August 25–29, 2025: Weekly economic update

Macroeconomic Statistics

INFLATION

  • Core Consumer Price Index (CPI) (m/m) (June): 0,3% (previous: 0.2%)
  • Consumer Price Index (CPI) (m/m) (June): 0.2% (previous: 0.3%)
  • Core Consumer Price Index (CPI) (y/y) (June): 3.1% (previous: 2.9%)
  • Consumer Price Index (CPI) (y/y) (June): 2.7% (previous: 2.7%)

INFLATION EXPECTATIONS (MICHIGAN)

  • 12-month expected inflation (May): 4.8% (prev: 4.9%)
  • 5-year expected inflation (April): 3.5% (prev: 3.4%)

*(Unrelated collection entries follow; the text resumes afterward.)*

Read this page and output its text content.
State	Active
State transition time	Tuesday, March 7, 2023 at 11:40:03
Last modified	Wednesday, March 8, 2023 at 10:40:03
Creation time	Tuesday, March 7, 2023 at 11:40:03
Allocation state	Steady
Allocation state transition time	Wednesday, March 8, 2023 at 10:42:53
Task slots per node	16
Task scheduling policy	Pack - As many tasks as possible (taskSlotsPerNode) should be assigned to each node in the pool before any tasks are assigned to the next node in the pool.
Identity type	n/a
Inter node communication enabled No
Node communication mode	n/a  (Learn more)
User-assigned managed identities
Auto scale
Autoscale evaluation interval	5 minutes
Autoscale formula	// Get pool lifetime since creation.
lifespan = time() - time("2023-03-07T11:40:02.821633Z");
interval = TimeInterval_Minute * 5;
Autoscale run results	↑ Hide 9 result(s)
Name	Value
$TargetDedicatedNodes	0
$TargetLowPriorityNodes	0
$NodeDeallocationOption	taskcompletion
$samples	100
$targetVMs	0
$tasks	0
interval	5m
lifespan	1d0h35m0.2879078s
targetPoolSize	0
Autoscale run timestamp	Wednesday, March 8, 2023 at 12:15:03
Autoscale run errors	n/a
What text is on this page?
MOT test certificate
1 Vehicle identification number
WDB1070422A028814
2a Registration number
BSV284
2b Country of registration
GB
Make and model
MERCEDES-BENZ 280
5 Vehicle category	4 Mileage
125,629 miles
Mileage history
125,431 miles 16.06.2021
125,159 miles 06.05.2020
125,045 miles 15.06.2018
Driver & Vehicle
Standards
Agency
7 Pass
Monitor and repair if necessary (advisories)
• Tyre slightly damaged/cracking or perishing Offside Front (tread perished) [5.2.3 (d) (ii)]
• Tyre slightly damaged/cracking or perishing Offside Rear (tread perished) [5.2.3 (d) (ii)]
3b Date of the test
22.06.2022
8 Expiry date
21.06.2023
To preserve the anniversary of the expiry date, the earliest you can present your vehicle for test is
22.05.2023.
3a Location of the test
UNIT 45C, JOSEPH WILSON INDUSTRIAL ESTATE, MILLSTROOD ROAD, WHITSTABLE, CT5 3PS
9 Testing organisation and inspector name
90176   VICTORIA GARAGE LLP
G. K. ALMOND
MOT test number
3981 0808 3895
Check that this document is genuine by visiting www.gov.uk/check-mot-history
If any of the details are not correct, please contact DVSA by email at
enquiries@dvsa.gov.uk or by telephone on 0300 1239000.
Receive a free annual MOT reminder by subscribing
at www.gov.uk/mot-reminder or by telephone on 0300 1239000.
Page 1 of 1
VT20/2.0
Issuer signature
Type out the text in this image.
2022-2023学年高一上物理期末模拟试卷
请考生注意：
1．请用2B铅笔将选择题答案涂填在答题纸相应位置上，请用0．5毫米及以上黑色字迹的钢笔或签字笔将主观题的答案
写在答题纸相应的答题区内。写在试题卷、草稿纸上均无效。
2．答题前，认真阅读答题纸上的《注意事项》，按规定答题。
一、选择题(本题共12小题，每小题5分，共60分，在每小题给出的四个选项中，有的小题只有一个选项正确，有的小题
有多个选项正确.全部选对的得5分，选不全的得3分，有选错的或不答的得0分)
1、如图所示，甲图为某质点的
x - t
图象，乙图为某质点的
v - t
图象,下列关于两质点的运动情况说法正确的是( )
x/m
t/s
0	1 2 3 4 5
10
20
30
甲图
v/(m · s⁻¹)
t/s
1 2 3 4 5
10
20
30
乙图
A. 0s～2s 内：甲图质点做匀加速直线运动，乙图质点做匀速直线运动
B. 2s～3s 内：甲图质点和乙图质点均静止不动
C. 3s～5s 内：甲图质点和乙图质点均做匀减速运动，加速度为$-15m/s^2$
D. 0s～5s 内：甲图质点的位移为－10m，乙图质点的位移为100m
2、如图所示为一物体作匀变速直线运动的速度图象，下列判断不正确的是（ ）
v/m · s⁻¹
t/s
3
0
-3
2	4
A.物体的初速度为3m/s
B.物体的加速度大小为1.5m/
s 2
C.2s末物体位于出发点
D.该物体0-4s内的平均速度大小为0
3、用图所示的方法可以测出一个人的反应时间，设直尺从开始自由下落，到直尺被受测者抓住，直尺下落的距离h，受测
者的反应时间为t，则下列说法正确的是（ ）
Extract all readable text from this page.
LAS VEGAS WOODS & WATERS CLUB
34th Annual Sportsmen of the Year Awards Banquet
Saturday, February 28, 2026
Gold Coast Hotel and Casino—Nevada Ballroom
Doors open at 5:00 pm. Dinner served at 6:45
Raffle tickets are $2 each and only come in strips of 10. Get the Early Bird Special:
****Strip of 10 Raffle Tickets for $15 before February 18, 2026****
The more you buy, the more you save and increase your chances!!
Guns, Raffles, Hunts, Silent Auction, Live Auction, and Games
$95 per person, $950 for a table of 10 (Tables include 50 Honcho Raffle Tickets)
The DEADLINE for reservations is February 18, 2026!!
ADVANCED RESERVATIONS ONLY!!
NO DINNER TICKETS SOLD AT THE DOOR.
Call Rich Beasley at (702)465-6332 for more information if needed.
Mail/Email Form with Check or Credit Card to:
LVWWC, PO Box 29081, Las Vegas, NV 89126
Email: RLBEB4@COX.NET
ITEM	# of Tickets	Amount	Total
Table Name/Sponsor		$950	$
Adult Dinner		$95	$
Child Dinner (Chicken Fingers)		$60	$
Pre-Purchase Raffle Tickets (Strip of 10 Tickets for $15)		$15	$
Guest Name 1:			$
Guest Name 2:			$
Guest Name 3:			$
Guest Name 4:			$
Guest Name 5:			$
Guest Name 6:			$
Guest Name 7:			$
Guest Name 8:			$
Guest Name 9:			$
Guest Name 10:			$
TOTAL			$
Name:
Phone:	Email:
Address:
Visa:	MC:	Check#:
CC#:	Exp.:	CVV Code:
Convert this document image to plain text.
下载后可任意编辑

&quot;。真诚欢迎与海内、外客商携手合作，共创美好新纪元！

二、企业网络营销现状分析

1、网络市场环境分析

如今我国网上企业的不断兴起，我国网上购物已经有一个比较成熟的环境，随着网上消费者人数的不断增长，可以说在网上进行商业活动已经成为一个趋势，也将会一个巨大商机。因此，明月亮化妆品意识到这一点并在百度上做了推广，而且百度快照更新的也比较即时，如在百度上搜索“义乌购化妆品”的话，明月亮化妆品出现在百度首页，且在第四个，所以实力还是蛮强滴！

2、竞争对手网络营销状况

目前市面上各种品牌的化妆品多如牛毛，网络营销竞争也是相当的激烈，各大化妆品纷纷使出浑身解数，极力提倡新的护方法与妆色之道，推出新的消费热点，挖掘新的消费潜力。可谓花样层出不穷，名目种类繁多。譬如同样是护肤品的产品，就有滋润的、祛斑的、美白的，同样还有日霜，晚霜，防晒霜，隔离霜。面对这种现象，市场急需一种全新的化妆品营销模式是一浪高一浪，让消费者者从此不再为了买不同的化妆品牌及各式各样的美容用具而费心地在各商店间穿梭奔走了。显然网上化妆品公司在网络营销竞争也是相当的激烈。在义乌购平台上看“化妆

PRODUCER PRICE INDEX (PPI):

  • PPI (m/m) (August): 0.9%, prev: 0.0%
  • Core PPI (m/m) (August): 0.9%, prev: 0.0%

GDP (U.S. Bureau of Economic Analysis, BEA) (Q2 2025, annualized, second estimate): +3.30% (advance estimate: 3.0%; Q1 2024: –0.5%):

The increase in real GDP in the second quarter was driven primarily by a decline in imports, which are subtracted in the GDP calculation, and by stronger consumer spending. These gains were partially offset by a reduction in investment and exports.

Atlanta Fed GDPNow Indicator (Q2): 3.5% (vs. 2.2%).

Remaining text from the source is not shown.